The wholesale price index, total merchandise imports, electric energy consumption, hotel occupancy rate and money supply also reported declines, combining an overall 47.1%.
“For the Q1 2013 LEI, three indicators shifted direction in contribution from the fourth quarter of 2012, namely: terms of trade index from positive to negative, and number of new businesses and visitor arrivals from negative to positive,” the NSCB said.
“We expect growth to ease to 5.8% in 2013 from 6.6% in 2012, given domestic consumption remains resilient, as growth from within and steady remittance inflows insulate the domestic economy from external shocks.
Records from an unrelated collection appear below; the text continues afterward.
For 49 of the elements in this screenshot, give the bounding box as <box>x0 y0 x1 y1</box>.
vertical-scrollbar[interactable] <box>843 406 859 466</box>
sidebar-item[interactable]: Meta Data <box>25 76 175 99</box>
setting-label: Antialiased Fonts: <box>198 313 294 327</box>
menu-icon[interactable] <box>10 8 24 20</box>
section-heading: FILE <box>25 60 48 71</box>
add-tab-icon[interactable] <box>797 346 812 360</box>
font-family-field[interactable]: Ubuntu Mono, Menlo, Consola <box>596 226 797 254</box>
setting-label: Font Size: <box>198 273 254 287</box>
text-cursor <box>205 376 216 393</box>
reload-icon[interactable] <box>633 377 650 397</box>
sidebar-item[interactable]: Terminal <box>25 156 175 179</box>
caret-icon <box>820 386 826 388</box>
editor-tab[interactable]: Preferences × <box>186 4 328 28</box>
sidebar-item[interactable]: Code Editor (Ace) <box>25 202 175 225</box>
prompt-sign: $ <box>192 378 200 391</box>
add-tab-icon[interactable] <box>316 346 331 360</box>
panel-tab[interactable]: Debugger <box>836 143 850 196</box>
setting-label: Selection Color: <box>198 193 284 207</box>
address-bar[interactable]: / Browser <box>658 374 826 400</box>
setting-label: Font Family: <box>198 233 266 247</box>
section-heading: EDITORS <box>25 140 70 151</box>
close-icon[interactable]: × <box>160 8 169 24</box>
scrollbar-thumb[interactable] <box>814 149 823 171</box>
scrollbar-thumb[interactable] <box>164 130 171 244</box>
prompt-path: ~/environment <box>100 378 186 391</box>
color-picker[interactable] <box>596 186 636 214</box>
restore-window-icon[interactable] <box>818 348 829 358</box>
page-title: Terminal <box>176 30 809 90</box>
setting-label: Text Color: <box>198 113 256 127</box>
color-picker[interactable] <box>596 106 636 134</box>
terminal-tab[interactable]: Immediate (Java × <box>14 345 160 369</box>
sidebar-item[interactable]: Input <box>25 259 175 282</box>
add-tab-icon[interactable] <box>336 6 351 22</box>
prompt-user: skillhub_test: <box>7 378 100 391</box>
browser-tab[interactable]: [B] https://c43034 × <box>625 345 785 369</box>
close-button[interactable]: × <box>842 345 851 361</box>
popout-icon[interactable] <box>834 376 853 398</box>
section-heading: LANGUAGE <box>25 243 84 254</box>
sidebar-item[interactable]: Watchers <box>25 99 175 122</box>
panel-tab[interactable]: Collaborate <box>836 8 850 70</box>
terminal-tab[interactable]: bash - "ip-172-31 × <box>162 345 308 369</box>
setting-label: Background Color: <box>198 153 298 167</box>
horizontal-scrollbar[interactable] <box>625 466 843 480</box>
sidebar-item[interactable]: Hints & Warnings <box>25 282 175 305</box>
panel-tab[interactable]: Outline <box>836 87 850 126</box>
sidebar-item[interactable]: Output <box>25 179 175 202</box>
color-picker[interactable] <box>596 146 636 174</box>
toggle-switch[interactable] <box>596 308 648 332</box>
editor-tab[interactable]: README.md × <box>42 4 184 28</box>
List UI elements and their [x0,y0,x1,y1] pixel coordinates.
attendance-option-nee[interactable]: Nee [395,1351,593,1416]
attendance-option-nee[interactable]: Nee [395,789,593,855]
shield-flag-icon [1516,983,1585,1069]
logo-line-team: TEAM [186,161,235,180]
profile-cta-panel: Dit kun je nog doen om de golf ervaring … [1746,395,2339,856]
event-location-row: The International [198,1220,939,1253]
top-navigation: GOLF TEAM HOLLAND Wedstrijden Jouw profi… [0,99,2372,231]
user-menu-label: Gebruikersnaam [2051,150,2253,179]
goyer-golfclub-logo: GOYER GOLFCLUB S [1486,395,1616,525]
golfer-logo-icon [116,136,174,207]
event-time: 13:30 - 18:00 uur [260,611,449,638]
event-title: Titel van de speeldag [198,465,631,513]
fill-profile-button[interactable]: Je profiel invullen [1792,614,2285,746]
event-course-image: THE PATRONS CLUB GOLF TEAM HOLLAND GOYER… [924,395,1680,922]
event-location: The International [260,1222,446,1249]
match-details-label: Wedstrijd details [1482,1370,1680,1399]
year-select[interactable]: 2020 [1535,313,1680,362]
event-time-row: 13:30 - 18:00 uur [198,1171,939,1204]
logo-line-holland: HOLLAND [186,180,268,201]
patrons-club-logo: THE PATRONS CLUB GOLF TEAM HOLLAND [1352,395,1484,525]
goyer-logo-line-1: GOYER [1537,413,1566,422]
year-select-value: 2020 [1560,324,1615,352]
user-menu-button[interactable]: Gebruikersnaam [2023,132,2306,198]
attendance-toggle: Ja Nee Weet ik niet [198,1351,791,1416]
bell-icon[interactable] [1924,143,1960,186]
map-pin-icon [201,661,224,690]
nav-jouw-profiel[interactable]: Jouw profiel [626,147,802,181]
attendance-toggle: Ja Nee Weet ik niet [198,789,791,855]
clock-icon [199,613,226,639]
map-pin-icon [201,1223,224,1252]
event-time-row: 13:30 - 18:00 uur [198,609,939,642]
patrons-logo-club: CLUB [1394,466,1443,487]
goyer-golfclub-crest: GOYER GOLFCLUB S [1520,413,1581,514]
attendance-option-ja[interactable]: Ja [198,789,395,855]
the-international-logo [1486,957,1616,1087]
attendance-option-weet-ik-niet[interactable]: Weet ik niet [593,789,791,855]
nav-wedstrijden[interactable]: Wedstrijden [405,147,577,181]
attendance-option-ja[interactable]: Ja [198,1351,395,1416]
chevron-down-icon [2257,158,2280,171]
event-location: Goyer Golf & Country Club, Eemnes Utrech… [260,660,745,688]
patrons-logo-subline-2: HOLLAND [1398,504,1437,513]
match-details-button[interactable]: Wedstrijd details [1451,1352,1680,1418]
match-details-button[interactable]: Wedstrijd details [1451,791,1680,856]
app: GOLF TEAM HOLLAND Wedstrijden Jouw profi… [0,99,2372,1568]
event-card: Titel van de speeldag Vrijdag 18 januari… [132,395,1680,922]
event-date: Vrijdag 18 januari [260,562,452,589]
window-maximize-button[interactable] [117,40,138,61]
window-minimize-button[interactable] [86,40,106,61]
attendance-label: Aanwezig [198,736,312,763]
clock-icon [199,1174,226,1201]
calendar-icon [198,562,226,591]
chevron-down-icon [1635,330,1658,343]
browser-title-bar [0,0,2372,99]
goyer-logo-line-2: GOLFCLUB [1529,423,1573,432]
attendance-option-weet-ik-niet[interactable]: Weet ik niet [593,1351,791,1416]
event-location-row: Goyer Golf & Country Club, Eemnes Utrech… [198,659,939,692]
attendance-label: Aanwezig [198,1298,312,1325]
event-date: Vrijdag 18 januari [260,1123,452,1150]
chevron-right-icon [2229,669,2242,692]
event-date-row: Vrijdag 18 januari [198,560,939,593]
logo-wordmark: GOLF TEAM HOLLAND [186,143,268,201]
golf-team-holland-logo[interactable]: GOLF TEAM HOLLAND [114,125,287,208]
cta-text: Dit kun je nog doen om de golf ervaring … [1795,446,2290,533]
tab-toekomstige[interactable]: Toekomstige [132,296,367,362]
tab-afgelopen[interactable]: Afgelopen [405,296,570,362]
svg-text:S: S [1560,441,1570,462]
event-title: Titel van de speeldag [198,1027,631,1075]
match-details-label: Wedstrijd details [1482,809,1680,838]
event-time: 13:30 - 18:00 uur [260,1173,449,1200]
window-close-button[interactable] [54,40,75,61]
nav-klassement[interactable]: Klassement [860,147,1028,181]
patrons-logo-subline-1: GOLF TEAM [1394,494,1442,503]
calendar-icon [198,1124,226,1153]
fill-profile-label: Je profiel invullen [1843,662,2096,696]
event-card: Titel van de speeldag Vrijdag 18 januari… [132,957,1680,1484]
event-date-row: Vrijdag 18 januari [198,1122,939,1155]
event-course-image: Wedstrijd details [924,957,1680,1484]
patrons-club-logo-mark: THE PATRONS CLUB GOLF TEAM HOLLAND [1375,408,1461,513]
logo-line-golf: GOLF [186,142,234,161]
Imports growth could rebound after a subdued 2012, while the contribution of net exports to growth fade, there are a few positive upsides to growth as we watch out for the PPP program by the Philippine government to provide upside momentum to growth in 2013,” Mr. Jeff Ng, an Economist at Standard Chartered Bank in Hong Kong, said.
In order to maintain the impressive economic growth and to support the targeted 6.5-7.5% growth for next year, the Philippine government is eyeing a P2.268 trillion for 2014, 13% higher than this year’s P2.006 trillion
The proposed 2014 ceiling is P262.1 billion more than this year’s budget, which assumed gross domestic product (GDP) growth of 6-7%.
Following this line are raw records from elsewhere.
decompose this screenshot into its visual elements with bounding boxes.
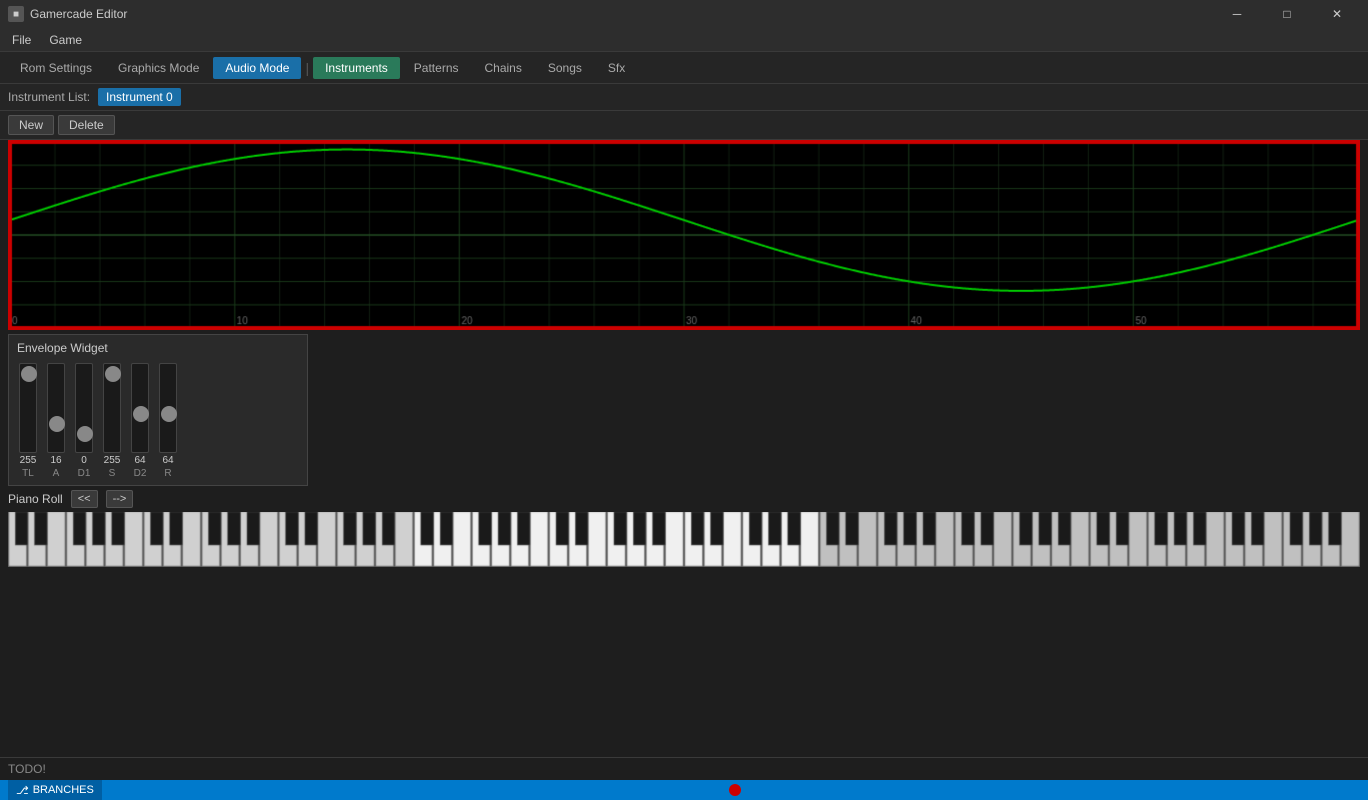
- window-title: Gamercade Editor: [30, 7, 127, 21]
- waveform-display: [8, 140, 1360, 330]
- slider-thumb-a[interactable]: [49, 416, 65, 432]
- branches-button[interactable]: ⎇ BRANCHES: [8, 780, 102, 800]
- tab-rom-settings[interactable]: Rom Settings: [8, 57, 104, 79]
- slider-track-tl[interactable]: [19, 363, 37, 453]
- tab-instruments[interactable]: Instruments: [313, 57, 400, 79]
- piano-roll-title: Piano Roll << -->: [8, 490, 1360, 508]
- todo-bar: TODO!: [0, 757, 1368, 780]
- menubar: File Game: [0, 28, 1368, 52]
- slider-thumb-r[interactable]: [161, 406, 177, 422]
- instrument-0-button[interactable]: Instrument 0: [98, 88, 181, 106]
- slider-track-s[interactable]: [103, 363, 121, 453]
- app-icon: ■: [8, 6, 24, 22]
- titlebar-left: ■ Gamercade Editor: [8, 6, 127, 22]
- maximize-button[interactable]: □: [1264, 0, 1310, 28]
- slider-value-a: 16: [45, 455, 67, 466]
- slider-thumb-d2[interactable]: [133, 406, 149, 422]
- slider-track-d2[interactable]: [131, 363, 149, 453]
- slider-label-d1: D1: [78, 468, 91, 479]
- navbar: Rom Settings Graphics Mode Audio Mode | …: [0, 52, 1368, 84]
- slider-s: 255 S: [101, 363, 123, 479]
- slider-a: 16 A: [45, 363, 67, 479]
- slider-value-d1: 0: [73, 455, 95, 466]
- minimize-button[interactable]: ─: [1214, 0, 1260, 28]
- branches-icon: ⎇: [16, 784, 29, 797]
- menu-game[interactable]: Game: [41, 31, 90, 49]
- delete-button[interactable]: Delete: [58, 115, 115, 135]
- slider-label-r: R: [164, 468, 171, 479]
- slider-d1: 0 D1: [73, 363, 95, 479]
- tab-audio-mode[interactable]: Audio Mode: [213, 57, 301, 79]
- piano-canvas: [8, 512, 1360, 567]
- slider-value-tl: 255: [17, 455, 39, 466]
- tab-sfx[interactable]: Sfx: [596, 57, 637, 79]
- slider-label-d2: D2: [134, 468, 147, 479]
- envelope-section: Envelope Widget 255 TL 16 A 0 D1: [8, 334, 308, 486]
- slider-label-a: A: [53, 468, 60, 479]
- scroll-left-button[interactable]: <<: [71, 490, 98, 508]
- slider-track-r[interactable]: [159, 363, 177, 453]
- window-controls: ─ □ ✕: [1214, 0, 1360, 28]
- tab-graphics-mode[interactable]: Graphics Mode: [106, 57, 211, 79]
- menu-file[interactable]: File: [4, 31, 39, 49]
- slider-value-r: 64: [157, 455, 179, 466]
- titlebar: ■ Gamercade Editor ─ □ ✕: [0, 0, 1368, 28]
- slider-thumb-s[interactable]: [105, 366, 121, 382]
- slider-value-d2: 64: [129, 455, 151, 466]
- slider-d2: 64 D2: [129, 363, 151, 479]
- status-indicator: [729, 784, 741, 796]
- instrument-section: Instrument List: Instrument 0: [0, 84, 1368, 111]
- slider-thumb-tl[interactable]: [21, 366, 37, 382]
- nav-separator: |: [305, 60, 309, 76]
- tab-chains[interactable]: Chains: [473, 57, 534, 79]
- status-center: [110, 784, 1360, 796]
- slider-tl: 255 TL: [17, 363, 39, 479]
- action-bar: New Delete: [0, 111, 1368, 140]
- new-button[interactable]: New: [8, 115, 54, 135]
- envelope-title: Envelope Widget: [17, 341, 299, 355]
- close-button[interactable]: ✕: [1314, 0, 1360, 28]
- slider-label-tl: TL: [22, 468, 34, 479]
- status-bar: ⎇ BRANCHES: [0, 780, 1368, 800]
- slider-r: 64 R: [157, 363, 179, 479]
- piano-keyboard[interactable]: [8, 512, 1360, 567]
- waveform-canvas: [10, 142, 1358, 328]
- slider-label-s: S: [109, 468, 116, 479]
- tab-songs[interactable]: Songs: [536, 57, 594, 79]
- scroll-right-button[interactable]: -->: [106, 490, 134, 508]
- slider-track-d1[interactable]: [75, 363, 93, 453]
- slider-track-a[interactable]: [47, 363, 65, 453]
- instrument-list-label: Instrument List:: [8, 90, 90, 104]
- slider-value-s: 255: [101, 455, 123, 466]
- slider-thumb-d1[interactable]: [77, 426, 93, 442]
- piano-roll-section: Piano Roll << -->: [8, 490, 1360, 567]
- envelope-sliders: 255 TL 16 A 0 D1 255 S: [17, 363, 299, 479]
- tab-patterns[interactable]: Patterns: [402, 57, 471, 79]
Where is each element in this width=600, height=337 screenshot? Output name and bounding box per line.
With the agriculture sector expecting a 3.5-4.5 growth this year, this could grow 3.3.-4.3% in 2014 with the budget. The growth for 2013 and 2014 is higher than the 2.92% growth in 2012.
The medium-term growth will be fueled by the government’s food sufficiency program. The livestock and poultry expansions will be supported by the infrastructure support system, promotion of feed substitutes, and expansion of export opportunities.
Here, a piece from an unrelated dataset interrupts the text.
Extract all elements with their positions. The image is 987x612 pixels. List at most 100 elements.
In other sectors, industry is expected to grow 7.4-8.6% in 2014, up from 6.6-7.6% outlook this year while the services sector is expected to expand by 6.5-7.4% in 2014, up from the 6.3-7.3% outlook for this year. It is expected to be driven mainly by transportation, tourism and the real estate sectors.
Other assumptions detailed in the memorandum are gross national income growth of 5.8-6.8%, up from the 5.5-6.5% expected this year and last year’s actual rate of 5.8%; inflation staying within 3-5%; a 364-day Treasury bill rate of 2-4%; and a peso-dollar exchange rate of P42-45 per US dollar — all unchanged from this year.
The budget memorandum notes that risks to inflation remain “broadly balanced” despite lingering concerns over the weak global economic environment.
Interest rates and the peso, meanwhile, will be supported by the domestic economy’s resilience and will be influenced by developments in the government’s fiscal position and the central bank’s policy stance, as well as the expectation of a steady stream of capital inflows and remittances.
On the fiscal side, the budget deficit is expected to settle at 2% of GDP this year and next year, in line with the government’s medium-term fiscal consolidation program.
For government spending, it will rise to P2.291 trillion or 17.2% of GDP in 2014 higher from this year’s P1.984-trillion program or 16.7% of the economy.
The budget memorandum stated that “This is a considerable expansion of 15.5% or P307.5 billion from the 2013 outlook, to enable increased investments in infrastructure, in good governance and anti-corruption, in building human capabilities especially of the poor, through quality education, public health care and housing and in climate change adaptation measures fundamental requirements for the country’s competitiveness and development.”
To value the education of the Filipino youths, the Department of Education was given a tentative budget at P1.049 trillion, making DepEd the highest ceiling in the budget for government agencies.
The Department of Public Works and Highways (DPWH) follows at P189.295 billion. Then the next are Department of Interior and Local Government (DILG) at P92.215 billion and the Department of National Defense (DND) at P81.78 billion.
Department of Social Welfare and Development, Department of Health, and Department of Agriculture were given P66.878 billion,P51.756 billion, and P48.33 billion respectively.